Упивается своей праведностью, неукоснительным следованием догмам Кодекса!

Но дикарка не должна доехать до границ Овечьих земель. Так решил он – Мангольд – потерявший разум и волю, влюбившийся в прекрасную деву снаружи, и ужасное порождение Самородных земель изнутри!..

– Сыч! – подозвал Мангольд одного из разведчиков. К нему тут же приблизился крепкий невысокий родовит на сосновом жеребце-чурбаке.

– Монбон!.. – склонил тот голову, готовый выполнить любой приказ.

– Скачи вперед и найди лучшее место для ночлега. Встанем лагерем.

Питит, который, казалось, всю дорогу провел в молчаливом монологе, услышав приказ, встрепенулся, подъехал к Мангольду.

– Монбон? Я не ослышался?

– Не ослышался. Мы заночуем. Безбрежье только что послало мне предупреждение: мертвая лиса на дороге; ее клевал орел.

– Орел?! Но… я ничего не заметил!

– Значит тебе стоит быть внимательнее.

Ворон прищурился, кинул едкий, прожигающий взгляд. Мангольд понял: Питит не верит ни единому его слову.

– И большой орел был?

– Нет! – нервно дернул поводьями Мангольд. – Обычный! Он выклевывал лисице глаз, как раз в тот момент как отряд появился на тропе. Я не хочу рисковать людьми!

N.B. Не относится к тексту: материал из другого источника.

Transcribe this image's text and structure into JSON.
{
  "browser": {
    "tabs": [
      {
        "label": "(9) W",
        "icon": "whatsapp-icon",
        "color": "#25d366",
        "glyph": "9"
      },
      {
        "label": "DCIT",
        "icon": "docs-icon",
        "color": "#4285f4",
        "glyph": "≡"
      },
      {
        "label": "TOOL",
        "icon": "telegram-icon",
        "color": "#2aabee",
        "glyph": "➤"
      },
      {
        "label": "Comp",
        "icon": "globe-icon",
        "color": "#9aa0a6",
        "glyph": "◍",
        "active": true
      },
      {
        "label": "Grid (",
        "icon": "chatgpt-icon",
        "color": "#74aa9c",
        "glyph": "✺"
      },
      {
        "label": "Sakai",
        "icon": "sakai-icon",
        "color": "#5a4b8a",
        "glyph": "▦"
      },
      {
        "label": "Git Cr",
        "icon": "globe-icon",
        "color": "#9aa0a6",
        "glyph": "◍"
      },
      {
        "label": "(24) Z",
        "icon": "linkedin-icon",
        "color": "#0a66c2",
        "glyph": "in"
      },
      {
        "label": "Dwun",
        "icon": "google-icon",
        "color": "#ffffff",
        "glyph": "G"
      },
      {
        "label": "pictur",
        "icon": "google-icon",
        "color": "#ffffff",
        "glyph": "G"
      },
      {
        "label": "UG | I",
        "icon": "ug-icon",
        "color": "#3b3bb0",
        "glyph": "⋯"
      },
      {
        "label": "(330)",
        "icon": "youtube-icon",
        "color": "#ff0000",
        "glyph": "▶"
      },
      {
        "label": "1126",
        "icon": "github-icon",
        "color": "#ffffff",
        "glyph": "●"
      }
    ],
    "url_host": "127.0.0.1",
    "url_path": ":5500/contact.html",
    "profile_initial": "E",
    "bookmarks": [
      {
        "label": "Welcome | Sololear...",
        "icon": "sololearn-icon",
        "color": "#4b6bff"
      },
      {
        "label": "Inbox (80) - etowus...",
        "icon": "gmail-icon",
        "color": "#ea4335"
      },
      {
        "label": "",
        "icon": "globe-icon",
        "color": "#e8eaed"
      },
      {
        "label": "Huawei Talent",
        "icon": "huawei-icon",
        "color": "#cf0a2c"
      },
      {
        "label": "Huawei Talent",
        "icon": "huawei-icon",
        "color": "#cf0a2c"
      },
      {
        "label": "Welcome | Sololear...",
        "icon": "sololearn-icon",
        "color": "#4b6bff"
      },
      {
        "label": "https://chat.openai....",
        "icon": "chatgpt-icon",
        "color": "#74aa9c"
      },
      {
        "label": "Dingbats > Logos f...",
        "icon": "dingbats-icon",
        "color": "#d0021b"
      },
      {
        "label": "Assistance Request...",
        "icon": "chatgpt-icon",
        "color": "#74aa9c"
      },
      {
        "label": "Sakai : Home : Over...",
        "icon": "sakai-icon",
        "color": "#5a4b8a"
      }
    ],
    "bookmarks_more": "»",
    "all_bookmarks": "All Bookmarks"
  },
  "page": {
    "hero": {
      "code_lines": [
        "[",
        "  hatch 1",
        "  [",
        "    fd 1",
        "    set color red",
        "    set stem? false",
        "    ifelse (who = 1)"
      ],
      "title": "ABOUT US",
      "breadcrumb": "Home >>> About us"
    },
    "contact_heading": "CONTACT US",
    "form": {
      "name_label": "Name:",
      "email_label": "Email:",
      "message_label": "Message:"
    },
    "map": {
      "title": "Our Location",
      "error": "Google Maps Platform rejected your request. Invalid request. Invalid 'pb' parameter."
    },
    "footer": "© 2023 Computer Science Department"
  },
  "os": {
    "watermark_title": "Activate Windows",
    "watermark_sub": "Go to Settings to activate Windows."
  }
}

– Я тоже, – кивнул Питит и взглядом дал свое разрешение ожидавшему тут же Сычу.

Воин, кивнув в ответ, ускакал по тропе вперед.

– Орел и лисица… – Питит разоблачающе заглянул в глаза монбону. – Как гласит предзнаменование? – «Увидел орла, терзающего лисицу, остановись, и дождись первых лучей нового дня. Впереди ночь»…

– …«Впереди поджидает большая беда», – закончил Мангольд фразу, известную каждому овечечнику с раннего детства.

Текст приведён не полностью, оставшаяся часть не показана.